Local people still depend on the Kahayan River as a transportation route, Nanang Indra Kurniawan
Bathing in the Kahayan River, Nanang Indra Kurniawan
Neither the causes nor the impacts of environmental degradation in Kalimantan are purely local. National development policies and global market demands have each caused this degradation. Within Kalimantan, environmental problems threaten the local ecology and the welfare of locals. But their impact extends beyond Kalimantan's borders through the annual haze that reaches as far as Malaysia and Singapore, and the contribution of deforestation in Kalimantan to global climate change.
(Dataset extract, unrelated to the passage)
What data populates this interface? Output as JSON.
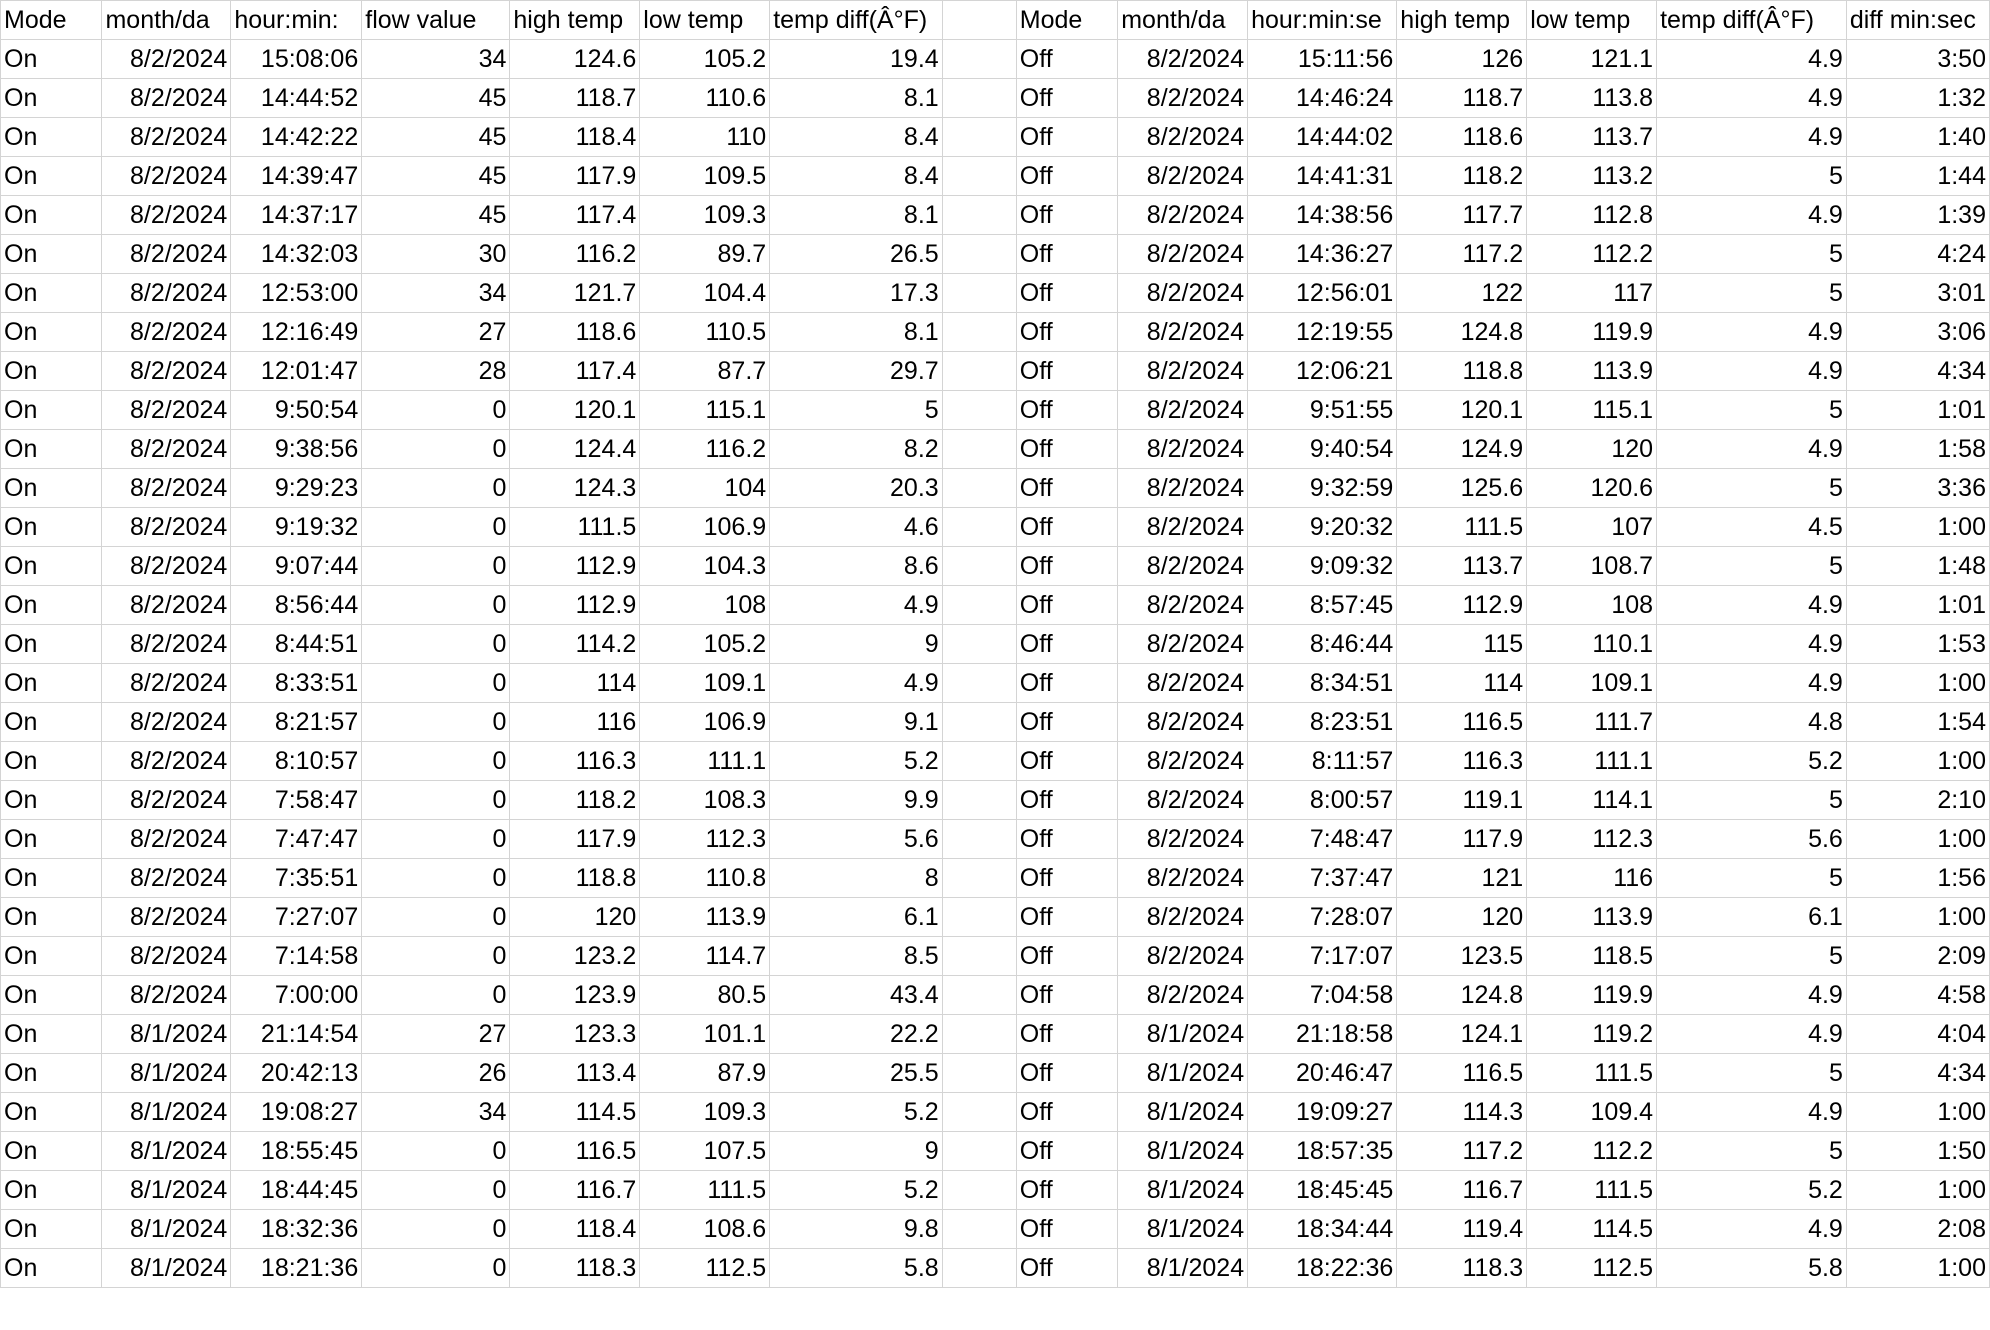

According to a 2007 World Bank report, if deforestation, peatland degradation and forest fires are counted, Indonesia is also the third biggest emitter of the greenhouse gases blamed for global warming.
Poverty threatens local communities in Kalimantan, Nanang Indra Kurniawan
Reflecting the scale of the problem, local, national and global actors have established initiatives aimed at saving Kalimantan. Cooperation between these actors needs to be expanded. The Indonesian government can contribute by improving governance and law enforcement in the natural resource sector. Social and economic empowerment is also important, particularly for local communities who have been marginalised by development programs and suffer the consequences of environmental degradation. Saving Kalimantan’s future does not only mean saving the environment, but also improving the quality of life for its people. Efforts to promote environmental sustainability will work if local communities play an active part in the decision-making process, and derive cultural and economic benefits from the initiatives.
Nanang Indra Kurniawan (nanang.kurniawan@gmail.com) is a lecturer at Gadjah Mada University and a PhD Candidate at Victoria University, Melbourne. He conducted field research in Kalimantan between April 2012 and March 2013 on local environmental knowledge production.